…the sign on the corner building read, beside which a street light arched like a back and two tangueros strode across the cover of the leather-bound journal that was to be my first purchase in Buenos Aires. “Little road or journey,” it signifies, though the flight to South America is not diminutive. Distance is not the point, Proust says, of travel, but that discovery in oneself of other eyes. One looks and looks, agape at the mausoleum of Evita, the white miles of salt desert at Salinas Grandes or an Inca mummy at El Museo de Arqueología de Alta Montaña—at oneself anew.

“Soy una norteamericana,” I told the young man dancing with me. I am North American. His eyes grew wide before smiling, pleased to be having an encounter suddenly more exotic than a weekday tango lesson at a cultural center. I was the only one over twenty two, much less not living in Rosario, Argentina, but my host—soon to be known as my “Mama Argentina,” garnered my free entrance at the local instruction.

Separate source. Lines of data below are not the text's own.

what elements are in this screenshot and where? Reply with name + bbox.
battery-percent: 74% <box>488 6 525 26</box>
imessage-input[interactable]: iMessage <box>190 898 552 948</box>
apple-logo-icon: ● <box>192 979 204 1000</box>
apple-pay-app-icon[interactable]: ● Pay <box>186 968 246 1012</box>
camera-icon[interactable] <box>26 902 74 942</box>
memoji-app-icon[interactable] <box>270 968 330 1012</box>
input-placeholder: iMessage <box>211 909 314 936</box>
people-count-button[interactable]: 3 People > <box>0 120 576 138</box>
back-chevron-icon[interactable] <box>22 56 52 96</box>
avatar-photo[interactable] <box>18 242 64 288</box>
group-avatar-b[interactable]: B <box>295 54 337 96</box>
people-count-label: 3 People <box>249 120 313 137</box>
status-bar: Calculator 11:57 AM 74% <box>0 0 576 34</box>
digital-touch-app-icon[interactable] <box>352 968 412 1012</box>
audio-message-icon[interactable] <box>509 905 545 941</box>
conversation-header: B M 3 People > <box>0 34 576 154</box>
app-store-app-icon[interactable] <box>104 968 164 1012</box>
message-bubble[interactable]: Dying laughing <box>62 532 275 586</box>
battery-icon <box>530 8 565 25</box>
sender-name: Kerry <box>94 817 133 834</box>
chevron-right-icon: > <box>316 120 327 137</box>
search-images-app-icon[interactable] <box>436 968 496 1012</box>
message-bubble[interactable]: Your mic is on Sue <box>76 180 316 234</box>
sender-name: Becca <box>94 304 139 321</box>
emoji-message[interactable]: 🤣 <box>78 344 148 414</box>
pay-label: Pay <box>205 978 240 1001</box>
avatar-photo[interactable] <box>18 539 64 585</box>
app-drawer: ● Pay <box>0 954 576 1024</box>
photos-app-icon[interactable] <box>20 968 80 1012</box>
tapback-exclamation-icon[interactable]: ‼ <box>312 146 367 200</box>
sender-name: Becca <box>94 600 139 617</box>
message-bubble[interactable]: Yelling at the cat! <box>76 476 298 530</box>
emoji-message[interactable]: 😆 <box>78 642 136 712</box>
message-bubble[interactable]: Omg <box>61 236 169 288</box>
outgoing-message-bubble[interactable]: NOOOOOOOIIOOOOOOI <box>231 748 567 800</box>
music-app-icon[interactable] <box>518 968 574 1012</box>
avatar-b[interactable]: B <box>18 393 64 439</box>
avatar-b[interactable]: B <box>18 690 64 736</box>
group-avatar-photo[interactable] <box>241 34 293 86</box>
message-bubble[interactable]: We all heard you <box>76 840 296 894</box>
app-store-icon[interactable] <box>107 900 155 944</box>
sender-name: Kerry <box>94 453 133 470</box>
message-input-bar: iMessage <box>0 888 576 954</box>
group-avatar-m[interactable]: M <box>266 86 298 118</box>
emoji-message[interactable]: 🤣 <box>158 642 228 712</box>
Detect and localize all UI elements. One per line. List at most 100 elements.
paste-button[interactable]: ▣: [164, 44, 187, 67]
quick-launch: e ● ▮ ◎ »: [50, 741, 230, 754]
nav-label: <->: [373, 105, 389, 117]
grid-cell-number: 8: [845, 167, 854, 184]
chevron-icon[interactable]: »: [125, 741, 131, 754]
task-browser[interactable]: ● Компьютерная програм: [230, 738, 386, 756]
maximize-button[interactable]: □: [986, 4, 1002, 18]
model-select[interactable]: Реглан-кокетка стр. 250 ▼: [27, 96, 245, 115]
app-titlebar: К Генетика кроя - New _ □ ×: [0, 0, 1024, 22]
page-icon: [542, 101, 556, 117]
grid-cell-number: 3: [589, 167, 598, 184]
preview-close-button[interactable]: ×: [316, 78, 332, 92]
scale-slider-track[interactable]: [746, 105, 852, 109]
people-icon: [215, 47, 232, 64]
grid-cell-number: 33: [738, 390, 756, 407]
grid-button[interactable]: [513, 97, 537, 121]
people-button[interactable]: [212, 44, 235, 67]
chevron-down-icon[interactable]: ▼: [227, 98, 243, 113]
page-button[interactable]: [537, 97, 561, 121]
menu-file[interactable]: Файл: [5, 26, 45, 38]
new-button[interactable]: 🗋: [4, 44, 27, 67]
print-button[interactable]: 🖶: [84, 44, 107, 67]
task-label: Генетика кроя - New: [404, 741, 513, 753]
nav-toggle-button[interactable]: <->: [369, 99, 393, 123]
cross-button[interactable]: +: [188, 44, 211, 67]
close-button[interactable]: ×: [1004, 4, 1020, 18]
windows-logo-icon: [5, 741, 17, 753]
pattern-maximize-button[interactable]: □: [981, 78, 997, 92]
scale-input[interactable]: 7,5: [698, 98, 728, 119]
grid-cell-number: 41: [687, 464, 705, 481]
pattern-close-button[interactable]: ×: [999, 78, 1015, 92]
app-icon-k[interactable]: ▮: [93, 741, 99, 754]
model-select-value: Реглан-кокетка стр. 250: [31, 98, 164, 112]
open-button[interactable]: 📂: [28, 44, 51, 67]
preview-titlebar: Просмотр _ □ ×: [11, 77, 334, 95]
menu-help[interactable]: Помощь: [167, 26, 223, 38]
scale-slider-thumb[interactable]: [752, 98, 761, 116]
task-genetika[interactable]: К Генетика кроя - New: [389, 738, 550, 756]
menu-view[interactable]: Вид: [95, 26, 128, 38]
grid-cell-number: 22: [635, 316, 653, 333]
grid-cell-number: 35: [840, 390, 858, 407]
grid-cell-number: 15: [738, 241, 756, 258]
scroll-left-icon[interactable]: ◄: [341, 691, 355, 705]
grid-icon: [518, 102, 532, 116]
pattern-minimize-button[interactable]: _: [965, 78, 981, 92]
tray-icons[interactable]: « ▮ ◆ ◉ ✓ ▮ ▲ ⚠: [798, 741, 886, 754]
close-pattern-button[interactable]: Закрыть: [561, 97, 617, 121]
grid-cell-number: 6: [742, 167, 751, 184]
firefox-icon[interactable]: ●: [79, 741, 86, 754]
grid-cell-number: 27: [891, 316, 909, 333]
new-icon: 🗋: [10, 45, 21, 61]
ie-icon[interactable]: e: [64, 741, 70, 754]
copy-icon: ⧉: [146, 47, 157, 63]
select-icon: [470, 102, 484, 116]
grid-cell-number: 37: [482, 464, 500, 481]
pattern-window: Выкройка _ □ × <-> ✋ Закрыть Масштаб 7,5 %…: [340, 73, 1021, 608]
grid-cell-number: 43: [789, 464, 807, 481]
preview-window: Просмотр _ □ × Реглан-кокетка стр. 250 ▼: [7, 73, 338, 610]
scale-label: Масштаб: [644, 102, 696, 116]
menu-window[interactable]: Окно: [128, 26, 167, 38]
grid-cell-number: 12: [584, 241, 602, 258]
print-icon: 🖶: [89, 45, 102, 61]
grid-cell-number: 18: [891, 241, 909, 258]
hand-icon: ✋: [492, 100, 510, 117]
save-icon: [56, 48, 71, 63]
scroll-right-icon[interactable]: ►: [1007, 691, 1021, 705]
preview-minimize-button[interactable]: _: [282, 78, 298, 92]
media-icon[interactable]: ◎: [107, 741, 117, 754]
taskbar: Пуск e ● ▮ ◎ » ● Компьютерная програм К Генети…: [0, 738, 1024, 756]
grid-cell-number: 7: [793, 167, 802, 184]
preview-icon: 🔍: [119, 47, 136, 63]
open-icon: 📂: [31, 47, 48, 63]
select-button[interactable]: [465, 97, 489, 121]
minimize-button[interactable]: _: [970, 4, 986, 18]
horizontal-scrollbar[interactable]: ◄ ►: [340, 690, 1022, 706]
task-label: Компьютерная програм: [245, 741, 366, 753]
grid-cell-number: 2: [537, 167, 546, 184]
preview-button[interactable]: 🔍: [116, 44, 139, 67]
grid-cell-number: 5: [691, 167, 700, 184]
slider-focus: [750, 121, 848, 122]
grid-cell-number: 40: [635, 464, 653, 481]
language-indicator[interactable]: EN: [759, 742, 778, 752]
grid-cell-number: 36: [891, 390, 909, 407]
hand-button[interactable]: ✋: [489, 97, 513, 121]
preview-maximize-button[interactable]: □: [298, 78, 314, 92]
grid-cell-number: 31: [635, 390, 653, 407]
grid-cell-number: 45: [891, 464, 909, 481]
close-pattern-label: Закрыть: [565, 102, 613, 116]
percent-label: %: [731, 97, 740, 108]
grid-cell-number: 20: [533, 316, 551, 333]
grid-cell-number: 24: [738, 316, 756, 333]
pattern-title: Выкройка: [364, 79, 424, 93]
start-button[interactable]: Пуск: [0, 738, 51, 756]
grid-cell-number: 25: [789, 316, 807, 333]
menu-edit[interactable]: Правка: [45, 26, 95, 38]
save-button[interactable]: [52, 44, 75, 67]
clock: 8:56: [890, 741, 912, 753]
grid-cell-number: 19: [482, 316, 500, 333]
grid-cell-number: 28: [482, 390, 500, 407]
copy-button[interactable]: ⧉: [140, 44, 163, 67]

I have taken tango lessons and attended enough milongas, or tango dances, in the states to appreciate the value of an authentic Argentine lesson. Teachers who had not traveled to Buenos Aires for their instruction had less credential than a yoga instructor who had never been to India. If location is everything for a business, for the arts, it is as necessary as fishing in the wilds for Alaskan salmon. The freezer version does not catch light diving headlong toward the ocean.

The instructor taught us boleos, which thrilled me since my American instructors preferred that we master posture and balance before moving on to difficult flourishes. Yet, the dance is famously compelling for those moments of whipping the arch of a foot from the hip like a blue and white bandera. I hoped the intimacy of eye contact, the subtle language of the body would transcend my elemental Spanish as I concentrated my full attention on physical communication. My young partner kissed me on the cheek to welcome me, a warmly open cultural greeting that caused me to notice how separately I am accustomed to holding myself.

The most significant observations about my own culture have come after recognizing it in contrast, and Argentina is striking in its cultural difference as well as its sharp geographical disparity. The pampas climb to the Andes, housing microclimates that vary from forests of cacti to grasslands grazed by llamas and vicuñas. The external mirrors the internal, and the arid miles of spiky desert reflect the hardships of the workers, from railroad to oil, who have had to strike for just wages, while the minerals of the Altiplano ripple through the ridges like the thick-blooded gazes of two sisters.

Here for research in translation, I joined my colleague and his Study Abroad group for three weeks in Buenos Aires, Rosario, and an excursion to Jujuy in the north of Argentina. Having taught English for years, I appreciate experiential education and encourage my advisees to intern or undertake service work that allows them to apply their knowledge, but it wasn’t until standing before the 2,700 year old ruins of the Atacama tribe that I began to imagine myself prioritizing that investment.

The limitations of a text-based education were apparent sitting across the breakfast table trying to understand the details of Argentine political history in my host’s dialect. We listened to the radio together while she translated the positions in the current presidential election. (Argentina is less than thirty years into their current democracy.) I was humbled by her desire to share her world with me. Later she typed a note onto my computer screen, in Spanish, after I shared a story about my ancestors’ farm in Virginia, that “we grow in relation to exposure.”

Her nephew Fabian speaks four languages. We found common ground in literature and talked about Jorge Luis Borges, whose quote he had memorized: “Death is life lived. Life is death that comes.” Perhaps travel is living such that when the swath is cut, the little road has stretched, for a time at least, across the Andrean cordillera.